You can do an extended unit of music through the decades. Take a few classes for each decade and show popular music, musicians, culture, dances! I did 70s, 80s, 90s, with my 8th graders and they loved Saturday Night Fever clips (carefully selected!) as well as Michael Jackson dances. We got to 90s rap with Will Smith and I had them write their own raps (again, carefully selected topics) to a basic beat. If you have a long class period, you can use Music Through the Decades as a reoccuring activity for half the class and focus on something else otherwise.

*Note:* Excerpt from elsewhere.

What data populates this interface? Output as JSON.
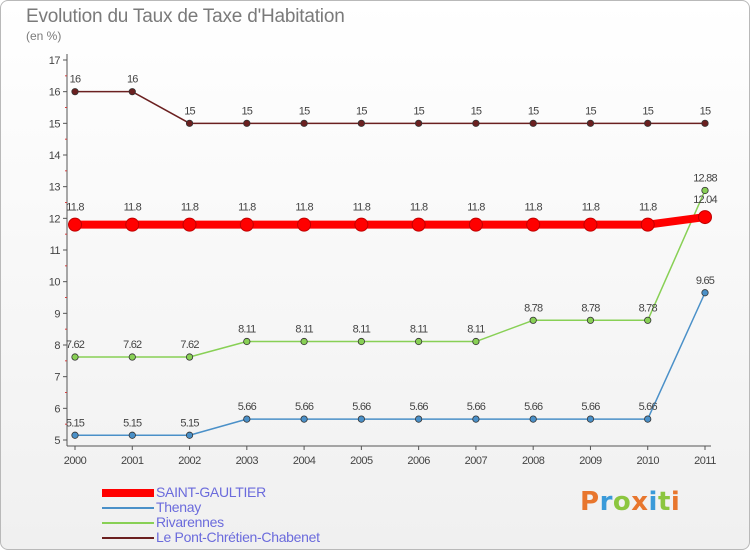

I also remember doing a lot of listening in general music class in middle school. Listening with intention though. We had to fill in worksheets about timbres we heard, style, tempo, time signature…It was a great way for to teach the concepts and keep listening to music. The music selections went through themes also: classical, baroque, broadway, popular, Beetles, etc.January 29, 2013 at 3:06 pm #19200
I observed a 6th grade general music class last semester and the teacher did many activities with them. If you have access to congas, hand drums, shakers, bells, or any other percussion instrument, the teacher I observed did numerous drum circles. She would create rhythms for each instrument and layer them in. She would usually have 4 or 5 different instruments and different rhythms going at the same time. She did not introduce all the rhythms at once if they were difficult for the children.
Every Wednesday, the same teacher would have “World Music Wednesday” where the students would learn about different cultures and their music. They would listen to samples of the music and talk about what they liked and didn’t like.
She also would have the students play guitar and recorded. When they played guitar they sang songs a lot with the chords they were playing. They learned 3 chords throughout the 9 weeks and learned countless songs to go with those chords. For recorder they did this one exercise where they were to create an improvisation during one of the songs. It was very interesting to listen to each of their creations. When she would have the students play these instruments she often had them play it all together and then asked if the students wanted to play it as a solo or small groups and allowed that for a few minutes before moving on the the next song.
These are just some ideas I got from observing her class. I hope it helps.